Gov. Joe Lombardo eyes federal land for Nevada development in agreement
Published in News & Features
Nevada and the Bureau of Land Management have agreed to share data on public lands that could be released for future development as part of Gov. Joe Lombardo’s larger effort to fix the state’s housing crisis.
The governor’s office and BLM entered a memorandum of understanding Tuesday that lets the state and federal government share data to streamline information and identify future development options on all federally managed land in Nevada.
“This data sharing agreement will enable us to identify land that could be released for attainable housing and development, and this agreement represents a significant step forward in our state and federal partnership,” Lombardo, a Republican, said in a statement to the Review-Journal.
The federal government manages about 80% of all land in Nevada, and Lombardo has long favored addressing Nevada’s housing shortage by opening up some of that land for development, especially around Clark County. A UNLV Lied Center for Real Estate report found a homebuilding slowdown during and after the Great Recession contributed to the state’s limited supply. If construction had stayed at the same pace, more than 281,000 residential structures could have been built between 2010 and 2025, according to the report.

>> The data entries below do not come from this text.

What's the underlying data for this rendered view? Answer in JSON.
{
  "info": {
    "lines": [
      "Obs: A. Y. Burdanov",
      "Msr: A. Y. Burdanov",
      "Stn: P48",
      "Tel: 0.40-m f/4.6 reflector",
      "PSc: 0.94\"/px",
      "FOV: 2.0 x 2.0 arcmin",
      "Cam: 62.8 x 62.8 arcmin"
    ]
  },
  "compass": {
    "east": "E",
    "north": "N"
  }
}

Nicholas Irwin, research director for the Lied Center for Real Estate at UNLV, said Tuesday’s MOU also has practical applications.

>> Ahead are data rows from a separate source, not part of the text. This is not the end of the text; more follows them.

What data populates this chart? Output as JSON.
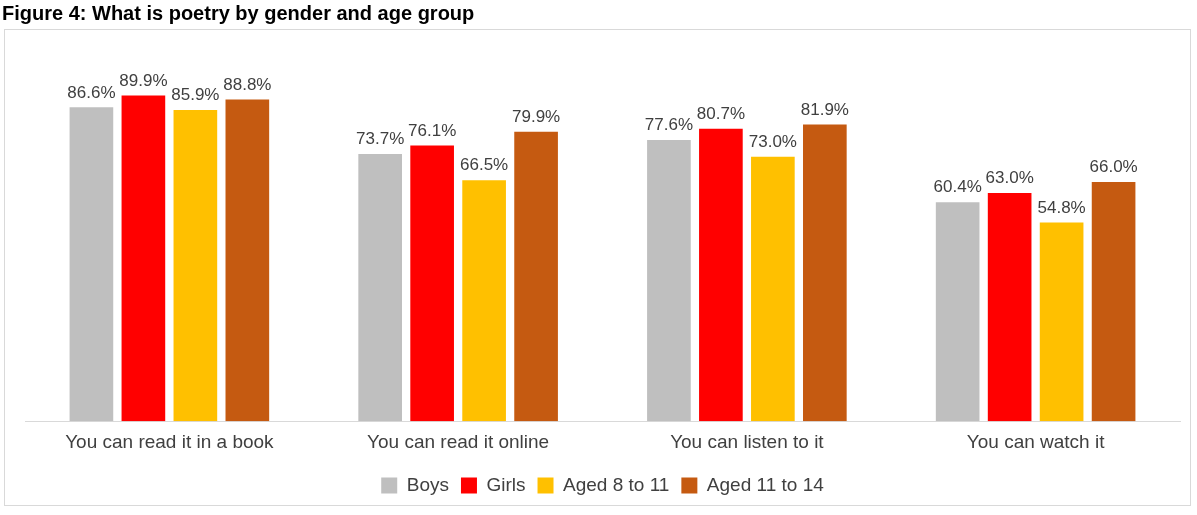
{
  "chart_data": {
    "type": "bar",
    "title": "Figure 4: What is poetry by gender and age group",
    "categories": [
      "You can read it in a book",
      "You can read it online",
      "You can listen to it",
      "You can watch it"
    ],
    "series": [
      {
        "name": "Boys",
        "color": "#bfbfbf",
        "values": [
          86.6,
          73.7,
          77.6,
          60.4
        ],
        "value_labels": [
          "86.6%",
          "73.7%",
          "77.6%",
          "60.4%"
        ]
      },
      {
        "name": "Girls",
        "color": "#ff0000",
        "values": [
          89.9,
          76.1,
          80.7,
          63.0
        ],
        "value_labels": [
          "89.9%",
          "76.1%",
          "80.7%",
          "63.0%"
        ]
      },
      {
        "name": "Aged 8 to 11",
        "color": "#ffc000",
        "values": [
          85.9,
          66.5,
          73.0,
          54.8
        ],
        "value_labels": [
          "85.9%",
          "66.5%",
          "73.0%",
          "54.8%"
        ]
      },
      {
        "name": "Aged 11 to 14",
        "color": "#c55a11",
        "values": [
          88.8,
          79.9,
          81.9,
          66.0
        ],
        "value_labels": [
          "88.8%",
          "79.9%",
          "81.9%",
          "66.0%"
        ]
      }
    ],
    "legend": "bottom"
  }
}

“At the state level, there’s no sort of centralized GIS (geographic information system) office,” Irwin said. “Some of the GIS capabilities sit under different agencies. But having all this data coming in for BLM, having it housed in one central location could also be helpful for future decision-making.”
The agreement is set to last for three years and can be extended. There’s no funding requirement tied to either side. Instead, it states that BLM will provide Nevada’s Division of Minerals with data related to federal lands that could be released. The state will provide BLM with the data it identified as available “for disposal” and an interactive map of nearby infrastructure such as roads, schools, parks and commercial areas.
“Sharing reports, documents, tables and data facilities planning for projects, decreases the need for redundant collection of the same reports, documents, tables and spatial data by the two cooperators, and increases the efficiency of multi-agency organization data collection efforts,” according to the MOU.
Developers and advocates will now be watching to see how the data-sharing impacts the release of lands and the timeline of the “very onerous process” of identifying available federal land, auctioning it and preparing it for development, Irwin said.
“Hopefully, it speeds (the process) up,” he said. “But is it a matter of weeks or months or years?”
Assembly Majority Floor Leader Sandra Jauregui, D-Las Vegas, has several housing-related bills moving through the Nevada Legislature this session, including a resolution urging the federal government to release federally managed land in Nevada for housing. Jauregui said such actions would be “one of the tools in the toolbox,” along with policy changes for renters’ protections, rent stabilization for seniors, housing on commercial land and others.
“All of that together will help chip away at the housing problem, but one of those things alone won’t,” she said. “So, do I know that we need more land to build on? Yes, we do, but right now we have eight years’ land left to build on in the state, so getting more land is going to help us long term, but we also need to focus on those solutions that are going to help us right now in the short term.”